Désaveu – L’édito de Patrice Chabanet
L’avis du Conseil d’Etat sur le projet de réforme des retraites n’est pas une bonne nouvelle pour le gouvernement. Officiellement, il s’agit d’un conseil, mais les nombreuses critiques qui parsèment l’avis constituent, sinon un réquisitoire, du moins un sérieux désaveu. Les mots employés tiennent de l’euphémisme, mais la réalité est plus dure. Les éléments « lacunaires » du texte gouvernemental renvoient tout simplement à des trous dans le projet qui sera présenté devant l’Assemblée nationale. Le Conseil d’Etat souligne aussi la complexité d’une réforme qui aurait mérité une meilleure préparation, surtout quand elle est destinée à être appliquée pendant plusieurs décennies.

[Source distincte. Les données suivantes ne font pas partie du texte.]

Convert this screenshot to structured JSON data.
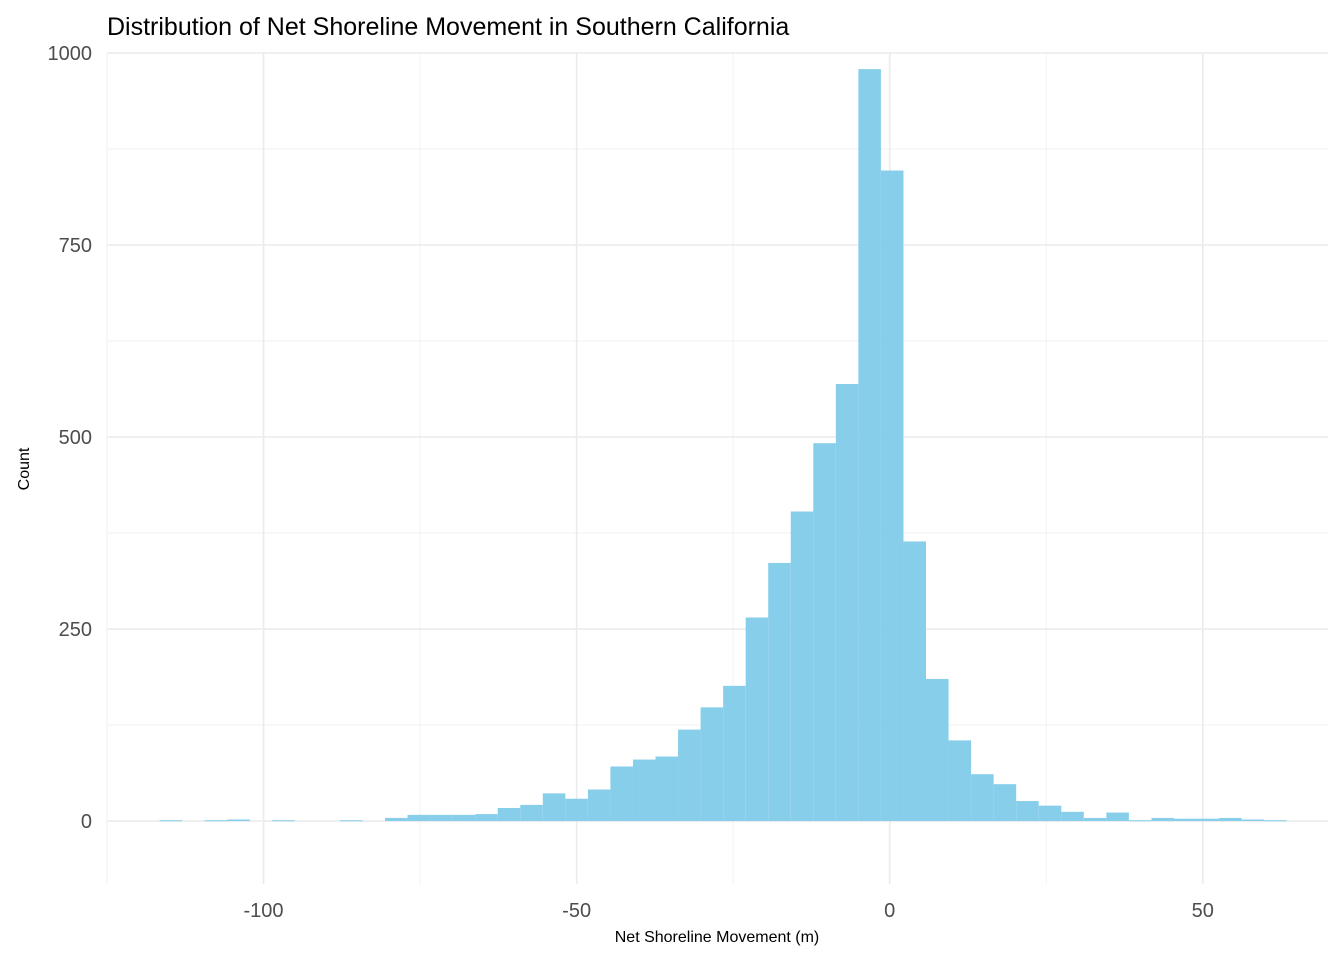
{
  "chart_data": {
    "type": "bar",
    "title": "Distribution of Net Shoreline Movement in Southern California",
    "xlabel": "Net Shoreline Movement (m)",
    "ylabel": "Count",
    "xlim": [
      -125,
      70
    ],
    "ylim": [
      -82,
      1000
    ],
    "x_ticks": [
      -100,
      -50,
      0,
      50
    ],
    "x_tick_labels": [
      "-100",
      "-50",
      "0",
      "50"
    ],
    "y_ticks": [
      0,
      250,
      500,
      750,
      1000
    ],
    "y_tick_labels": [
      "0",
      "250",
      "500",
      "750",
      "1000"
    ],
    "grid": true,
    "legend": "none",
    "bar_color": "#87CEEB",
    "bin_width": 3.6,
    "bin_starts": [
      -116.6,
      -113.0,
      -109.4,
      -105.8,
      -102.2,
      -98.6,
      -95.0,
      -91.4,
      -87.8,
      -84.2,
      -80.6,
      -77.0,
      -73.4,
      -69.8,
      -66.2,
      -62.6,
      -59.0,
      -55.4,
      -51.8,
      -48.2,
      -44.6,
      -41.0,
      -37.4,
      -33.8,
      -30.2,
      -26.6,
      -23.0,
      -19.4,
      -15.8,
      -12.2,
      -8.6,
      -5.0,
      -1.4,
      2.2,
      5.8,
      9.4,
      13.0,
      16.6,
      20.2,
      23.8,
      27.4,
      31.0,
      34.6,
      38.2,
      41.8,
      45.4,
      49.0,
      52.6,
      56.2,
      59.8
    ],
    "values": [
      1,
      0,
      1,
      2,
      0,
      1,
      0,
      0,
      1,
      0,
      4,
      8,
      8,
      8,
      9,
      17,
      21,
      36,
      29,
      41,
      71,
      80,
      84,
      119,
      148,
      176,
      265,
      336,
      403,
      492,
      569,
      979,
      847,
      364,
      185,
      105,
      61,
      48,
      26,
      20,
      12,
      4,
      11,
      1,
      4,
      3,
      3,
      4,
      2,
      1
    ]
  }
}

Inutile de dire que l’opposition s’est engouffrée dans la brèche ouverte par le Conseil d’Etat. Elle y voit le soutien implicite au combat qu’elle mène depuis pratiquement deux mois. Certes les constitutionnalistes ne mettent pas en cause le projet en tant que tel, mais ses insuffisances et ses imprécisions. Le gouvernement est sommé, qu’il le veuille ou non, de revoir sa copie. Autant dire que sa tâche sera ardue. La France insoumise a déjà annoncé le dépôt d’une motion de censure. Elle a peu de chance de passer compte tenu de la large majorité dont elle dispose à l’Assemblée, mais le débat risque d’amplifier ce qui se passe dans la rue. Jean-Luc Mélenchon, lui, voit plus loin. Il veut « chasser » Emmanuel Macron du pouvoir en 2022. Une façon de faire passer le dossier des retraites du champ social à celui de la politique, en passant par la case des municipales. Le Conseil d’Etat n’a pas dit que le droit. Il a, bien malgré lui, requinqué la contestation.